Ginny seemed to feel the same, even after having come back from maternity leave, their short trip to Ibiza, and the holiday.
Harry didn't blame her. Besides the intensity of her job coaching the English National Quidditch team, there were additional stressors making themselves felt.
By now, George Weasley was no longer the only member of the family facing scrutiny in the form of questionable audits. Ron and Hannah had been fingered by Harry's department as well. No matter how many inquiries he was able to make as Deputy, he'd found it nigh on impossible to ferret out why they were under suspicion of having committed tax fraud.
He was only aware of the Auror's identity assigned to the case because Ron had made sure to note with whom he had spoken—the Departmental Head had otherwise refused to tell him. It was a younger recruit again. Someone more recently trained and whom Harry only felt he knew in passing.
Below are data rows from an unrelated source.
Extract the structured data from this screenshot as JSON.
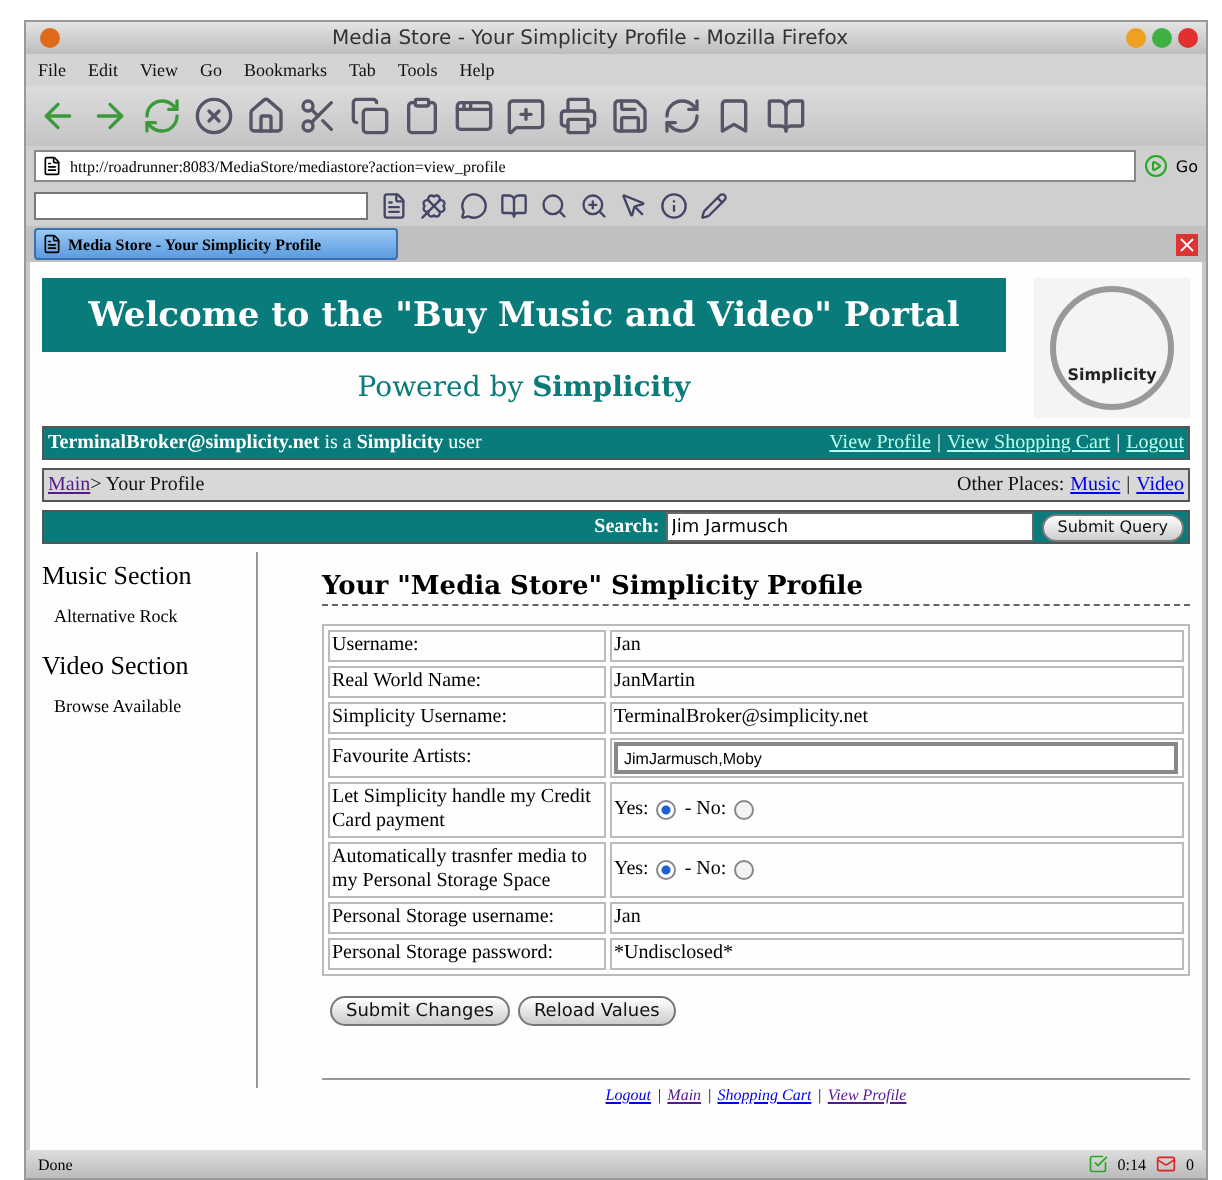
{
  "window": {
    "title": "Media Store - Your Simplicity Profile - Mozilla Firefox"
  },
  "menu": [
    "File",
    "Edit",
    "View",
    "Go",
    "Bookmarks",
    "Tab",
    "Tools",
    "Help"
  ],
  "address": {
    "value": "http://roadrunner:8083/MediaStore/mediastore?action=view_profile",
    "go": "Go"
  },
  "tab": {
    "title": "Media Store - Your Simplicity Profile"
  },
  "page": {
    "banner": "Welcome to the \"Buy Music and Video\" Portal",
    "powered_by": "Powered by **Simplicity**",
    "logo_text": "Simplicity",
    "user_bar": {
      "text": "**TerminalBroker@simplicity.net** is a **Simplicity** user",
      "links": [
        "View Profile",
        "View Shopping Cart",
        "Logout"
      ],
      "separator": "|"
    },
    "breadcrumb": {
      "link": "Main",
      "text": "> Your Profile",
      "other_label": "Other Places:",
      "links": [
        "Music",
        "Video"
      ],
      "separator": "|"
    },
    "search": {
      "label": "Search:",
      "value": "Jim Jarmusch",
      "button": "Submit Query"
    },
    "sidebar": [
      {
        "title": "Music Section",
        "items": [
          "Alternative Rock"
        ]
      },
      {
        "title": "Video Section",
        "items": [
          "Browse Available"
        ]
      }
    ],
    "heading": "Your \"Media Store\" Simplicity Profile",
    "rows": [
      {
        "kind": "text",
        "label": "Username:",
        "value": "Jan"
      },
      {
        "kind": "text",
        "label": "Real World Name:",
        "value": "JanMartin"
      },
      {
        "kind": "text",
        "label": "Simplicity Username:",
        "value": "TerminalBroker@simplicity.net"
      },
      {
        "kind": "input",
        "label": "Favourite Artists:",
        "value": "JimJarmusch,Moby"
      },
      {
        "kind": "radio",
        "label": "Let Simplicity handle my Credit Card payment",
        "options": [
          {
            "label": "Yes:",
            "selected": true
          },
          {
            "label": "- No:",
            "selected": false
          }
        ]
      },
      {
        "kind": "radio",
        "label": "Automatically trasnfer media to my Personal Storage Space",
        "options": [
          {
            "label": "Yes:",
            "selected": true
          },
          {
            "label": "- No:",
            "selected": false
          }
        ]
      },
      {
        "kind": "text",
        "label": "Personal Storage username:",
        "value": "Jan"
      },
      {
        "kind": "text",
        "label": "Personal Storage password:",
        "value": "*Undisclosed*"
      }
    ],
    "buttons": [
      "Submit Changes",
      "Reload Values"
    ],
    "footer_links": [
      "Logout",
      "Main",
      "Shopping Cart",
      "View Profile"
    ],
    "footer_separator": "|"
  },
  "status": {
    "text": "Done",
    "time": "0:14",
    "mail": "0"
  }
}
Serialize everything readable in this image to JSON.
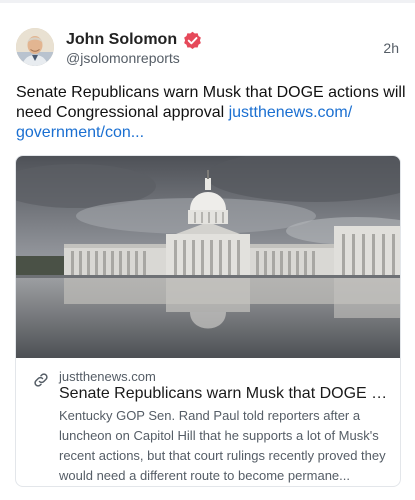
{
  "post": {
    "author_name": "John Solomon",
    "author_handle": "@jsolomonreports",
    "timestamp": "2h",
    "text": "Senate Republicans warn Musk that DOGE actions will need Congressional approval ",
    "link_text": "justthenews.com/​government/con...",
    "verified_badge_color": "#e6495a",
    "link_color": "#1a6fd1"
  },
  "link_card": {
    "domain": "justthenews.com",
    "title": "Senate Republicans warn Musk that DOGE acti...",
    "description": "Kentucky GOP Sen. Rand Paul told reporters after a luncheon on Capitol Hill that he supports a lot of Musk's recent actions, but that court rulings recently proved they would need a different route to become permane...",
    "image_subject": "US Capitol building reflected in water",
    "icon": "link-icon"
  }
}
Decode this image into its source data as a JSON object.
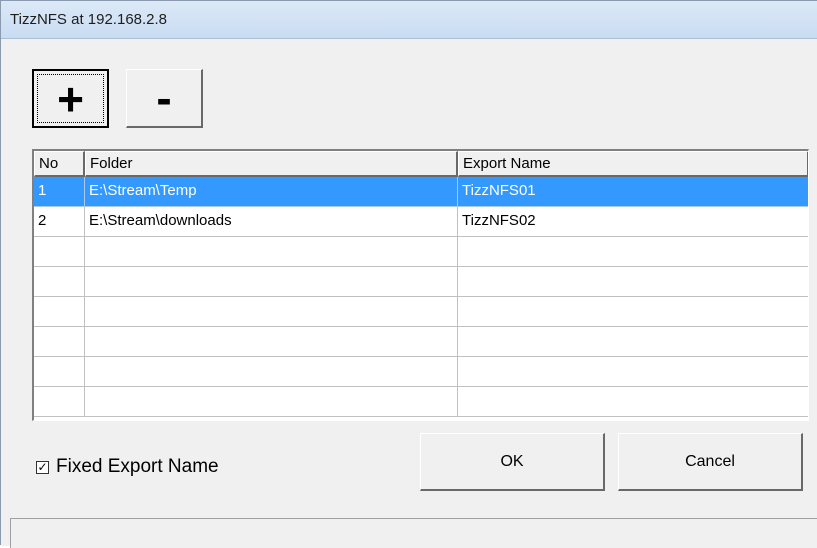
{
  "window": {
    "title": "TizzNFS at 192.168.2.8"
  },
  "toolbar": {
    "add_label": "+",
    "remove_label": "-"
  },
  "table": {
    "columns": [
      "No",
      "Folder",
      "Export Name"
    ],
    "rows": [
      {
        "no": "1",
        "folder": "E:\\Stream\\Temp",
        "export": "TizzNFS01",
        "selected": true
      },
      {
        "no": "2",
        "folder": "E:\\Stream\\downloads",
        "export": "TizzNFS02",
        "selected": false
      }
    ],
    "selection_color": "#3399ff"
  },
  "options": {
    "fixed_export_label": "Fixed Export Name",
    "fixed_export_checked": true,
    "check_mark": "✓"
  },
  "buttons": {
    "ok": "OK",
    "cancel": "Cancel"
  }
}
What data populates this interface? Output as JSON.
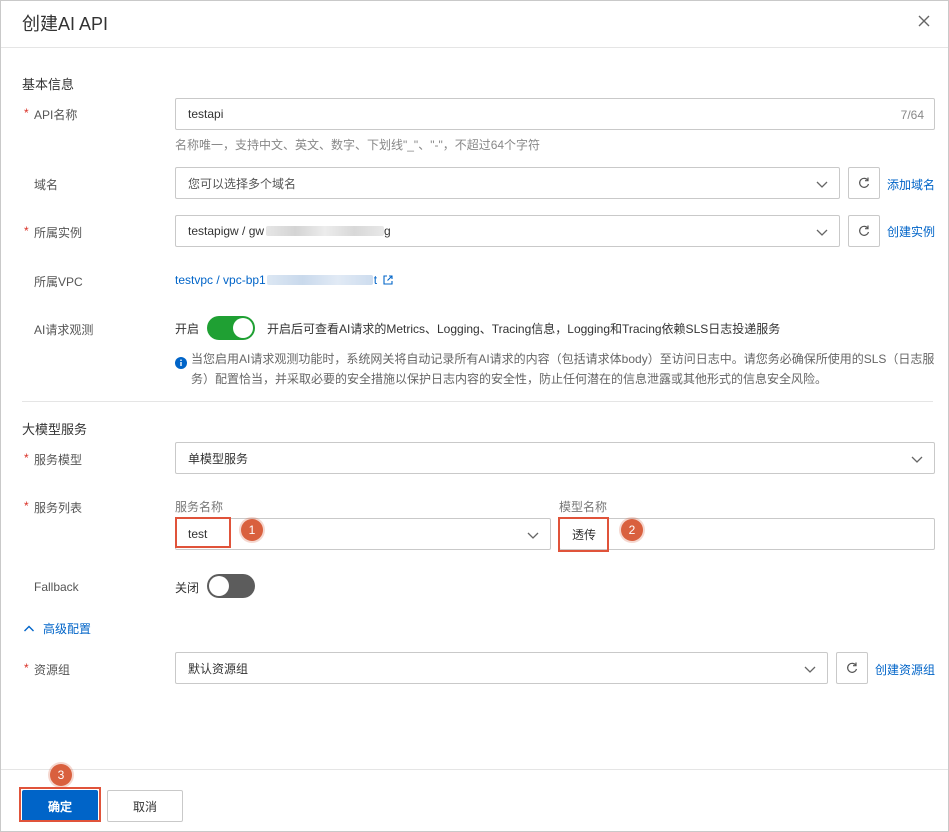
{
  "dialog": {
    "title": "创建AI API",
    "close_icon": "close-icon"
  },
  "basic": {
    "section_title": "基本信息",
    "api_name": {
      "label": "API名称",
      "value": "testapi",
      "count": "7/64",
      "hint": "名称唯一，支持中文、英文、数字、下划线\"_\"、\"-\"，不超过64个字符"
    },
    "domain": {
      "label": "域名",
      "placeholder": "您可以选择多个域名",
      "add_link": "添加域名"
    },
    "instance": {
      "label": "所属实例",
      "value_prefix": "testapigw / gw",
      "value_suffix": "g",
      "create_link": "创建实例"
    },
    "vpc": {
      "label": "所属VPC",
      "value_prefix": "testvpc / vpc-bp1",
      "value_suffix": "t"
    },
    "observe": {
      "label": "AI请求观测",
      "state_label": "开启",
      "enabled": true,
      "description": "开启后可查看AI请求的Metrics、Logging、Tracing信息，Logging和Tracing依赖SLS日志投递服务",
      "notice_line1": "当您启用AI请求观测功能时，系统网关将自动记录所有AI请求的内容（包括请求体body）至访问日志中。请您务必确保所使用的SLS（日志服",
      "notice_line2": "务）配置恰当，并采取必要的安全措施以保护日志内容的安全性，防止任何潜在的信息泄露或其他形式的信息安全风险。"
    }
  },
  "model": {
    "section_title": "大模型服务",
    "service_model": {
      "label": "服务模型",
      "value": "单模型服务"
    },
    "service_list": {
      "label": "服务列表",
      "service_name_header": "服务名称",
      "model_name_header": "模型名称",
      "service_name_value": "test",
      "model_name_value": "透传"
    },
    "fallback": {
      "label": "Fallback",
      "state_label": "关闭",
      "enabled": false
    },
    "advanced": {
      "label": "高级配置"
    },
    "resource_group": {
      "label": "资源组",
      "value": "默认资源组",
      "create_link": "创建资源组"
    }
  },
  "annotations": {
    "badge1": "1",
    "badge2": "2",
    "badge3": "3"
  },
  "footer": {
    "confirm": "确定",
    "cancel": "取消"
  },
  "colors": {
    "accent": "#0064c8",
    "toggle_on": "#1fa033",
    "toggle_off": "#5c5c5c",
    "marker": "#e0533a"
  }
}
Neither was it only the entrepreneurs of the Weasley family who had faced difficulties: Arthur had been forced into an early retirement, having been told, in no uncertain terms, that it was inappropriate for the head of the Misuse of Muggle Artefacts department to be a pureblooded wizard. Percy had been systematically demoted month to month despite maintaining an impeccable record of service, and Harry had his suspicions that his own wife may not have maintained her position as Head Coach had it not been for his own illustrious identity: she had been pulled into several interviews with big wigs from the Department of Magical Games and Sports that had no identifiable cause, though she had been quick to relate to him that they had seemed intent on questioning whether she didn't want to quit.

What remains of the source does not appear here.